Voilà que le site est temporairement indisponible : pas d’écran pour internet ; pour ce travail, pour ce « machin » qu’est A(i)L, la vision à l’écran mais “hors-ligne” ne me suffit pas, ne me convient pas ; j’ai l’impression d’avoir un brouillon sous les yeux. Je ne parle pas du texte sous le bloc-note avec les codes html, mais aussi de l’aperçu que mon petit logiciel propose ; même s’il récupère la feuille de style sur la toile, ce n’est pas la toile.

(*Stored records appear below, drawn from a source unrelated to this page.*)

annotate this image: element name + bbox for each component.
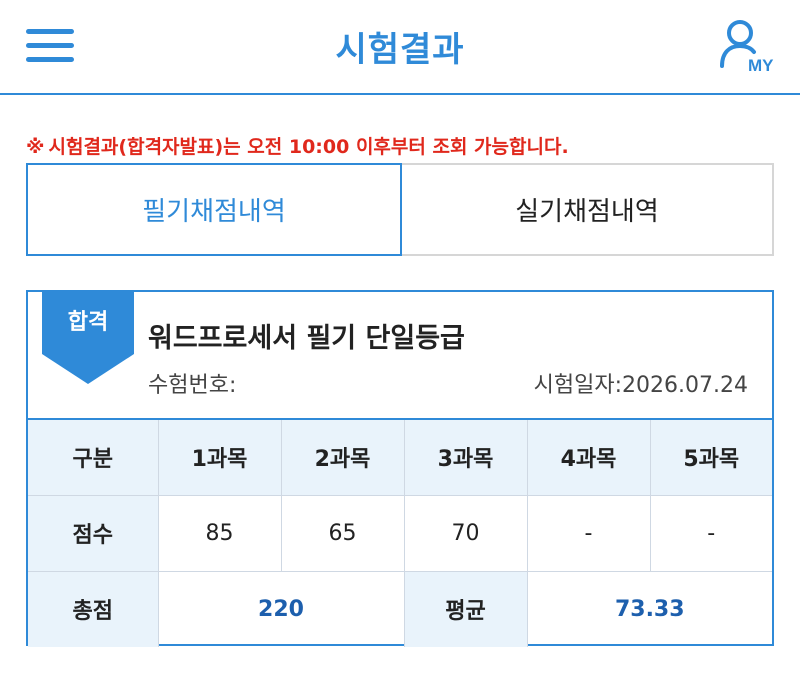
header-cell-subject-4: 4과목 <box>526 418 651 496</box>
total-label: 총점 <box>28 570 159 647</box>
notice-text: ※ 시험결과(합격자발표)는 오전 10:00 이후부터 조회 가능합니다. <box>26 132 569 159</box>
score-subject-5: - <box>649 494 772 572</box>
app-header: 시험결과 MY <box>0 0 800 95</box>
average-label: 평균 <box>403 570 528 647</box>
score-subject-4: - <box>526 494 651 572</box>
header-cell-subject-5: 5과목 <box>649 418 772 496</box>
table-header-row: 구분 1과목 2과목 3과목 4과목 5과목 <box>28 418 772 496</box>
header-cell-category: 구분 <box>28 418 159 496</box>
notice-mark: ※ <box>26 136 45 158</box>
score-table: 구분 1과목 2과목 3과목 4과목 5과목 점수 85 65 70 - - 총… <box>28 418 772 647</box>
notice-text-after: 이후부터 조회 가능합니다. <box>349 136 569 158</box>
average-value: 73.33 <box>526 570 772 647</box>
scores-label: 점수 <box>28 494 159 572</box>
tab-practical-results[interactable]: 실기채점내역 <box>400 163 774 256</box>
my-label: MY <box>748 56 774 75</box>
exam-date: 시험일자:2026.07.24 <box>533 373 748 398</box>
my-page-button[interactable]: MY <box>718 16 782 78</box>
header-cell-subject-3: 3과목 <box>403 418 528 496</box>
result-tabs: 필기채점내역 실기채점내역 <box>26 163 774 256</box>
page-title: 시험결과 <box>335 30 465 70</box>
score-subject-3: 70 <box>403 494 528 572</box>
exam-name: 워드프로세서 필기 단일등급 <box>148 323 465 354</box>
score-subject-1: 85 <box>157 494 282 572</box>
scores-row: 점수 85 65 70 - - <box>28 494 772 572</box>
exam-number: 수험번호: <box>148 373 237 398</box>
header-cell-subject-1: 1과목 <box>157 418 282 496</box>
notice-time: 10:00 <box>288 136 350 158</box>
exam-result-card: 합격 워드프로세서 필기 단일등급 수험번호: 시험일자:2026.07.24 … <box>26 290 774 647</box>
header-cell-subject-2: 2과목 <box>280 418 405 496</box>
pass-badge-label: 합격 <box>67 310 109 335</box>
summary-row: 총점 220 평균 73.33 <box>28 570 772 647</box>
score-subject-2: 65 <box>280 494 405 572</box>
notice-text-before: 시험결과(합격자발표)는 오전 <box>48 136 289 158</box>
total-value: 220 <box>157 570 405 647</box>
tab-written-results[interactable]: 필기채점내역 <box>26 163 402 256</box>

Ce n’est pas le site ; ce n’est pas publié.
Voilà donc que j’écris en aveugle ; car depuis quelques jours, je ne peux visionner Ambo(i)lati. Je ne saisissais pas les textes mais les gardais en moi se laisser décanter. Comme j’étais « en ville » ce matin, j’ai vérifié dans un bar « relié au réseau » si le problème persistait : joie, j’avais accès à mon site ; malheureusement, arrivé chez moi, rien ; donc si je parviens à envoyer sur le serveur, je ne saurais pas voir ce qu’il en est : la place qu’il prend, sa forme, ses erreurs de mises en pages, même ses fautes de frappe.

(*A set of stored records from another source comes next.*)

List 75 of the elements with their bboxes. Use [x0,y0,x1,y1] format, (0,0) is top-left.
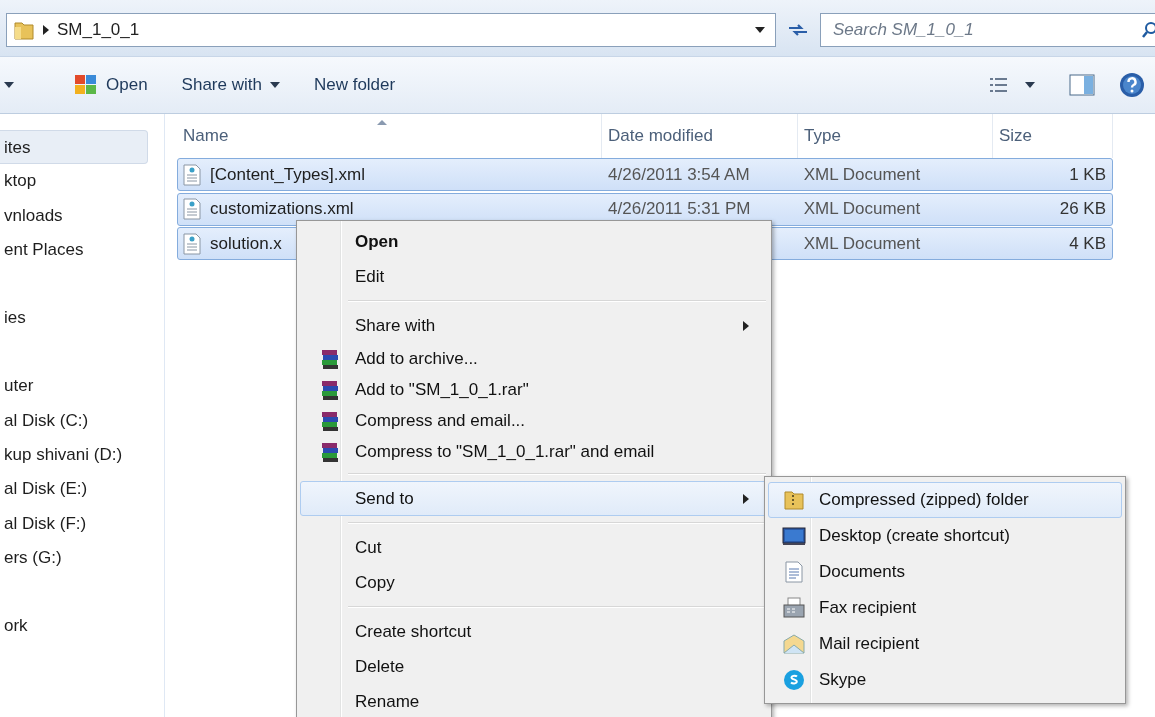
xml-file-icon [182,198,202,220]
dropdown-caret-icon[interactable] [4,82,14,88]
navigation-item[interactable]: al Disk (F:) [0,506,148,541]
date-modified: 4/26/2011 5:31 PM [608,199,751,219]
menu-item[interactable]: Open [300,224,768,259]
books-stack-icon [320,347,340,370]
search-icon[interactable] [1141,20,1155,40]
document-icon [784,561,804,583]
menu-item[interactable]: Desktop (create shortcut) [768,518,1122,554]
file-type: XML Document [803,164,921,185]
navigation-item[interactable]: al Disk (E:) [0,472,148,507]
navigation-item[interactable]: ktop [0,164,148,199]
xml-file-icon [182,163,202,186]
submenu-arrow-icon [743,320,749,331]
books-stack-icon [320,378,340,401]
search-field[interactable]: Search SM_1_0_1 [820,13,1155,47]
navigation-item[interactable]: uter [0,369,148,404]
menu-item[interactable]: Compress and email... [300,405,768,436]
menu-item[interactable]: Rename [300,684,768,717]
menu-item[interactable]: Documents [768,554,1122,590]
navigation-item[interactable]: al Disk (C:) [0,403,148,439]
menu-item[interactable]: Skype [768,662,1122,698]
file-row[interactable]: [Content_Types].xml 4/26/2011 3:54 AM XML Document 1 KB [177,158,1113,191]
navigation-item[interactable]: ites [0,130,148,165]
envelope-icon [783,633,805,655]
menu-item[interactable]: Add to archive... [300,343,768,374]
menu-item[interactable]: Edit [300,259,768,294]
app-icon [74,74,98,96]
menu-item[interactable]: Compress to "SM_1_0_1.rar" and email [300,436,768,467]
navigation-item[interactable]: ies [0,301,148,336]
fax-machine-icon [783,597,805,619]
menu-item[interactable]: Create shortcut [300,614,768,649]
file-size: 26 KB [1059,199,1106,219]
submenu-arrow-icon [743,493,749,504]
file-name: [Content_Types].xml [210,164,365,185]
navigation-item[interactable]: ork [0,609,148,644]
breadcrumb-path[interactable]: SM_1_0_1 [57,20,140,40]
navigation-item[interactable]: kup shivani (D:) [0,438,148,473]
xml-file-icon [182,232,202,255]
file-type: XML Document [803,199,921,219]
folder-icon [13,19,35,41]
menu-item[interactable]: Copy [300,565,768,600]
monitor-icon [782,526,806,546]
dropdown-caret-icon[interactable] [1025,82,1035,88]
file-size: 4 KB [1069,233,1106,254]
address-field[interactable]: SM_1_0_1 [6,13,776,47]
menu-item[interactable]: Delete [300,649,768,684]
books-stack-icon [320,409,340,432]
navigation-item[interactable]: vnloads [0,198,148,233]
file-name: customizations.xml [210,199,354,219]
file-row[interactable]: customizations.xml 4/26/2011 5:31 PM XML Document 26 KB [177,192,1113,226]
menu-item[interactable]: Mail recipient [768,626,1122,662]
navigation-item[interactable]: ers (G:) [0,540,148,576]
dropdown-caret-icon [269,82,280,88]
menu-item[interactable]: Compressed (zipped) folder [768,482,1122,518]
dropdown-caret-icon[interactable] [755,27,765,33]
skype-icon [783,669,805,691]
toolbar-button[interactable]: Share with [171,71,290,99]
file-type: XML Document [803,233,921,254]
menu-item[interactable]: Share with [300,308,768,343]
zip-folder-icon [783,489,805,511]
navigation-item[interactable]: ent Places [0,232,148,268]
search-placeholder: Search SM_1_0_1 [833,20,974,40]
breadcrumb-arrow-icon [43,25,49,35]
menu-item[interactable]: Cut [300,530,768,565]
books-stack-icon [320,440,340,463]
menu-item[interactable]: Add to "SM_1_0_1.rar" [300,374,768,405]
menu-item[interactable]: Fax recipient [768,590,1122,626]
file-size: 1 KB [1069,164,1106,185]
date-modified: 4/26/2011 3:54 AM [608,164,750,185]
toolbar-button[interactable]: Open [64,70,158,100]
sort-arrow-icon [377,120,387,125]
toolbar-button[interactable]: New folder [303,71,406,99]
file-name: solution.x [210,233,282,254]
help-icon[interactable] [1119,72,1145,98]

Se développe alors une littérature en aveugle, littérature de taupe, rognée dans la matière brute d’un texte unique, graveleux, qui nous encombre, à l’intérieur ; nous dévaginons cette terre, la roulons, la portons aux nues ; éventuellement cela fait un texte, qui, une fois à l’air libre, publié, pour nous n’est plus rien, s’évapore, un genre de scorie qu’on abandonne, sans remords.
Eh bien là encore, internet me permet cette publication immédiate ; sans écran, texte sans lumière, texte noir, que je me refuse d’écrire longtemps sachant qu’il ne sera pas publié. Pas vu par ailleurs. Littérature se faisant, y compris dans, à travers, pour, par les machines. Me rappelle Françoise B. regrettant qu’avec l’informatique, on perdrait les états différents du texte, les brouillons, la génétique, le palimpseste. Je prédis que nous ne perdrons rien de tout cela : que les écrivains même, sauront conserver les traces des ébauches, des chantiers, des errances : feront en sorte de les laisser voir, de les laisser transpirer ; blessures nécessaires au texte du texte.